Nothing matters to these people but power: not our institutions, not our laws and customs, not out history, not our Constitution, not truth or falsehood, not science or reason, not decency or respect, only Lenin's who-whom—whose boot is stomping on whose face? They are determined that it shall be their boot, our face; and in their view, every means is legitimate to bring that about.

The U.S. Senate was a last bastion of constitutional collegiality, even into the Trump era. In April last year three Democratic Senators voted to confirm Neil Gorsuch to the Supreme Court. I wouldn't bet on that happening this time around. We are now firmly in an era of smash-mouth politics, of Leninist who-whom.

GOP voters have been waking up to this. That's why they chose Trump in 2016 over a raft of more traditional, gentlemanly, fight-fair Republican candidates—the types we knew would fold like cheap suits any time someone barked "racist!" or "sexist!" at them. Trump, the voters perceived, is not like that. Trump can play the smash-mouth game. That's why we wanted him.

It's also why a lot of us, especially in the older cohorts, have mixed feelings about Trump. Some of that is just a natural fondness for the familiar. The more collegial, well-mannered style of politics is what we grew up with. We hate to see it go; we just don't think there's anything we can do to stop the going.

Geezer nostalgia's only some of it, though. There are good reasons for a thoughtful person of any generation to look with foreboding on this newer, coarser style of politics.

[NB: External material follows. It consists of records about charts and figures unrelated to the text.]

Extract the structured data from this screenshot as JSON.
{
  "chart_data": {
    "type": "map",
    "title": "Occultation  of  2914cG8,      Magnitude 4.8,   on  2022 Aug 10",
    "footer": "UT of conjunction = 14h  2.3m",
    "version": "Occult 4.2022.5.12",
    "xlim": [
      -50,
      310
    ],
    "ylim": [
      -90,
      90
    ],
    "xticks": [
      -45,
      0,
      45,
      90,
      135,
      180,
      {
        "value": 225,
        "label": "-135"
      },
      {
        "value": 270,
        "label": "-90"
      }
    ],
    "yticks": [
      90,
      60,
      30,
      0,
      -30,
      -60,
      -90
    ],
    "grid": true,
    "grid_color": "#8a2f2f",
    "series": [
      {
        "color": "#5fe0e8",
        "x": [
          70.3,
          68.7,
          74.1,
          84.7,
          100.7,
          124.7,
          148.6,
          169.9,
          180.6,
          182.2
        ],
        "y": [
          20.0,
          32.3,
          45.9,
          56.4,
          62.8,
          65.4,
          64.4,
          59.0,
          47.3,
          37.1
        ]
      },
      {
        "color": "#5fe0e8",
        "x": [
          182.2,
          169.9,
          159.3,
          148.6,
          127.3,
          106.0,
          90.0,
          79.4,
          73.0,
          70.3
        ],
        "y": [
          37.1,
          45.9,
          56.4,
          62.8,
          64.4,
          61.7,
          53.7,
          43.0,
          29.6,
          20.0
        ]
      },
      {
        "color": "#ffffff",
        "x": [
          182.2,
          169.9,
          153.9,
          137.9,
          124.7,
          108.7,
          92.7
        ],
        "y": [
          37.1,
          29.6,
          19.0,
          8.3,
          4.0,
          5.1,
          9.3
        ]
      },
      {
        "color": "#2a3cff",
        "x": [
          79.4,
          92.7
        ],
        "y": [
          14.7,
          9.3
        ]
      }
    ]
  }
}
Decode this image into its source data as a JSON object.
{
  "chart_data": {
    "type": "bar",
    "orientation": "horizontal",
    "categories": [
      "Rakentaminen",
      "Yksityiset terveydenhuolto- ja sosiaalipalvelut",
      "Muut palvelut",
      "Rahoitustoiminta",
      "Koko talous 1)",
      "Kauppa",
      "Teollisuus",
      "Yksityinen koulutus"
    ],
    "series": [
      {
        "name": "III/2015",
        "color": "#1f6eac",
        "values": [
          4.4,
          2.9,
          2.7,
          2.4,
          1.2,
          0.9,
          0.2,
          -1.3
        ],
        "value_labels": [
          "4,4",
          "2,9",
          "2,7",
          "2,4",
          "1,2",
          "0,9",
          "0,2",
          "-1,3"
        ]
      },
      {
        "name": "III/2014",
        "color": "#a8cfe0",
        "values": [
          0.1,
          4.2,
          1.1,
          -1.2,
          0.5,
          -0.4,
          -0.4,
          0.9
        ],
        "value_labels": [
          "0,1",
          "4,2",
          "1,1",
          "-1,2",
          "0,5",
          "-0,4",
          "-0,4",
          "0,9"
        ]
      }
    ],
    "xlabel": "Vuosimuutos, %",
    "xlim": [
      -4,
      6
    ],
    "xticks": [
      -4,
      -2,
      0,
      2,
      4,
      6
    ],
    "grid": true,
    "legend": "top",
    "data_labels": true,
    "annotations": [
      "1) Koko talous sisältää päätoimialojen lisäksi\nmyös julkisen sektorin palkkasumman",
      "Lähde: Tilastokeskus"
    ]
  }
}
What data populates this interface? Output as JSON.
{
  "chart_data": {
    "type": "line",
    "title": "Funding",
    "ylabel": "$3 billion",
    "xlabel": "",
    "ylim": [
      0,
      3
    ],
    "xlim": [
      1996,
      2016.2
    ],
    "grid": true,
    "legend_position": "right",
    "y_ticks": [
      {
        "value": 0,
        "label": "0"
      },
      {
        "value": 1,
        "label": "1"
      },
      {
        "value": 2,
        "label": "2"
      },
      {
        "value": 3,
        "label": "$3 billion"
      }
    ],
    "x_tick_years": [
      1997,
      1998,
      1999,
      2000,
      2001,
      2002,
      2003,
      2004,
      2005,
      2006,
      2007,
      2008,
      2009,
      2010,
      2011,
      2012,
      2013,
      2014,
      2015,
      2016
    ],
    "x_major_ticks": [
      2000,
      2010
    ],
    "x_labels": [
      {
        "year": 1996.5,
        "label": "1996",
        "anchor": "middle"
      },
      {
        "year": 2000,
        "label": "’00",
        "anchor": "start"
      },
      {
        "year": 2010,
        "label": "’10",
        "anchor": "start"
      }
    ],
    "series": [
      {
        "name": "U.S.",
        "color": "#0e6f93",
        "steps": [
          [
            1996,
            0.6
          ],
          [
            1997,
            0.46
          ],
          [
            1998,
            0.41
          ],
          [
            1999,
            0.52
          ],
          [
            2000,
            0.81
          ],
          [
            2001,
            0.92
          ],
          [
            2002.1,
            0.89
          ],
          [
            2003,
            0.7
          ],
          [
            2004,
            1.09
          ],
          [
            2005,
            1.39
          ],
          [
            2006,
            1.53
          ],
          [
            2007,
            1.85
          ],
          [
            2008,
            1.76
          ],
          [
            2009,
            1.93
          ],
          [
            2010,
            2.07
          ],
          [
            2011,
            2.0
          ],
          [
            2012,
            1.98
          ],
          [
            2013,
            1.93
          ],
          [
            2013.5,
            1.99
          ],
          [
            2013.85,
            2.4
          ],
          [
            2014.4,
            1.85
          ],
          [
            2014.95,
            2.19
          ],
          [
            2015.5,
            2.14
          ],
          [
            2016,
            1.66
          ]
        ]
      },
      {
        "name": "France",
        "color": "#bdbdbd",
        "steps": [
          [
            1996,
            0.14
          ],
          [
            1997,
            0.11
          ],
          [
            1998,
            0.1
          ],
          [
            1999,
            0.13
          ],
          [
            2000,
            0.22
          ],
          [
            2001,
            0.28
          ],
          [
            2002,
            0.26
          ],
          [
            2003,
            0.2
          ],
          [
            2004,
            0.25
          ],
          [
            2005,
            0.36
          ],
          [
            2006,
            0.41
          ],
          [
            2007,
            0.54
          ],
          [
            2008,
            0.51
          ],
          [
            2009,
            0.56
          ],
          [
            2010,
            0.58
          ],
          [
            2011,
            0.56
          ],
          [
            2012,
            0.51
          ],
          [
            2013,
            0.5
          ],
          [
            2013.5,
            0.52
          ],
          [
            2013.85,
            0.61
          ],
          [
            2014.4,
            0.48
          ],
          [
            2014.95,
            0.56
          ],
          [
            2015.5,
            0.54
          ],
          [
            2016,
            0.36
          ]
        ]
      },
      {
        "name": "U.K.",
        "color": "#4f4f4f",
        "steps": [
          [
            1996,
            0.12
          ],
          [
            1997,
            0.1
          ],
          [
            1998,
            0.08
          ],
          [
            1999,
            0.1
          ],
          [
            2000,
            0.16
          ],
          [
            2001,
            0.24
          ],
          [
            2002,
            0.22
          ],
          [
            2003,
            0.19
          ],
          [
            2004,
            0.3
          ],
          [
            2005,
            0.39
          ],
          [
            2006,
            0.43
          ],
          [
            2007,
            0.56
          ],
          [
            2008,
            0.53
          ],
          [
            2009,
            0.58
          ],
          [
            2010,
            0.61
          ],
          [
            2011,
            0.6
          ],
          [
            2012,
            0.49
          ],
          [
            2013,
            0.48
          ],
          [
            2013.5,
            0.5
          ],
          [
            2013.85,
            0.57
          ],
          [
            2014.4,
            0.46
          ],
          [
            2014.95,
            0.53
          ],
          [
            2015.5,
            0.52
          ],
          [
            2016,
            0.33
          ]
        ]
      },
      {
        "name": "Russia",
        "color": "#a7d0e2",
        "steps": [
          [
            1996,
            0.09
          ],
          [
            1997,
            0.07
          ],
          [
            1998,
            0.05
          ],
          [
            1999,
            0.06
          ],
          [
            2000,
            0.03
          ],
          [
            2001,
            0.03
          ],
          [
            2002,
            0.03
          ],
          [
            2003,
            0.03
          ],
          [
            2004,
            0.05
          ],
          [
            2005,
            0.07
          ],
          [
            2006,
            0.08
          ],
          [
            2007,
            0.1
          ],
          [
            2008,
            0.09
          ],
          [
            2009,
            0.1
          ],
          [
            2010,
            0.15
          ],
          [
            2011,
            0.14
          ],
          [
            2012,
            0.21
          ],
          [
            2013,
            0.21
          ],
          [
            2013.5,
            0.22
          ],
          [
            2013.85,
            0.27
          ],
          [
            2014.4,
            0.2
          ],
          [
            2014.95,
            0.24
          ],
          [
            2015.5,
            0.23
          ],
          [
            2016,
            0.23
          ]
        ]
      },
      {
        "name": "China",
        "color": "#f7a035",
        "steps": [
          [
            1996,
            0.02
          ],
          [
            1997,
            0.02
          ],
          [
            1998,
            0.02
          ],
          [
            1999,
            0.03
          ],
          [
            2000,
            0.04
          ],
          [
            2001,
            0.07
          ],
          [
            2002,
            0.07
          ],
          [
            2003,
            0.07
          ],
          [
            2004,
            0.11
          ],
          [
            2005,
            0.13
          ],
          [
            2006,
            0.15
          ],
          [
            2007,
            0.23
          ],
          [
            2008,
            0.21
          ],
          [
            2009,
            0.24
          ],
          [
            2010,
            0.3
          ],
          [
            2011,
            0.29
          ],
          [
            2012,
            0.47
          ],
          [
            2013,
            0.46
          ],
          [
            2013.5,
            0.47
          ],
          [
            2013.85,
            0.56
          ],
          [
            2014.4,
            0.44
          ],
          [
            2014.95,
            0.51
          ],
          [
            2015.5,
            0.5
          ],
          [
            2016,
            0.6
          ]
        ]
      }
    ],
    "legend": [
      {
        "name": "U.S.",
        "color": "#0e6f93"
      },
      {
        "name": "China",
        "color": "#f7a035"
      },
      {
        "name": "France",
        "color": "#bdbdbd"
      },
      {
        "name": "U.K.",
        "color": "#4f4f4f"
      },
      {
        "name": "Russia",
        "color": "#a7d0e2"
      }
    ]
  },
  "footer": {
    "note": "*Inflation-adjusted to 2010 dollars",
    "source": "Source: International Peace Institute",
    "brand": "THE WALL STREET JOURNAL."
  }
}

If personal character, decency, and forbearance count for less, while ability to smash mouths counts for more, we shall be heading down towards Third World-style gangster politics. If some smart, conscientious patriot in the gentlemanly George Kennan mould is shut out of public service because he said something unflattering about Mexicans or tried to grope some girl at a high-school party, his place will be taken by someone colder, more ruthless, more selfish, more skilled at lying.

The key word there is of course "gentlemanly." Could any concept be more at odds with the zeitgeist than gentlemanliness? It's hard not to think there's a demographic dimension to this. That older style of courtesy, forbearance, and compromise that used to inform our politics was a white-European thing, perhaps particularly an Anglo-Saxon-Celtic thing.

As that population dwindles while others swell and organize, who-whom takes over, and we view ourselves not as fellow-citizens in a common polity, but as victims and oppressors.

You don't have to like this transformation. I personally prefer the older, more collegial style. The Kavanaugh hearings, however, made it clearer than ever, clear enough for even the least attentive GOP voters to see, that this is our politics today, the only game in town.

If one side is playing smash-mouth, the other side has a plain choice. Either we play smash-mouth too, or we lose all our teeth while the enemy keeps his. In Orwell's stark formulation: "If someone drops a bomb on your mother, go and drop two bombs on his mother."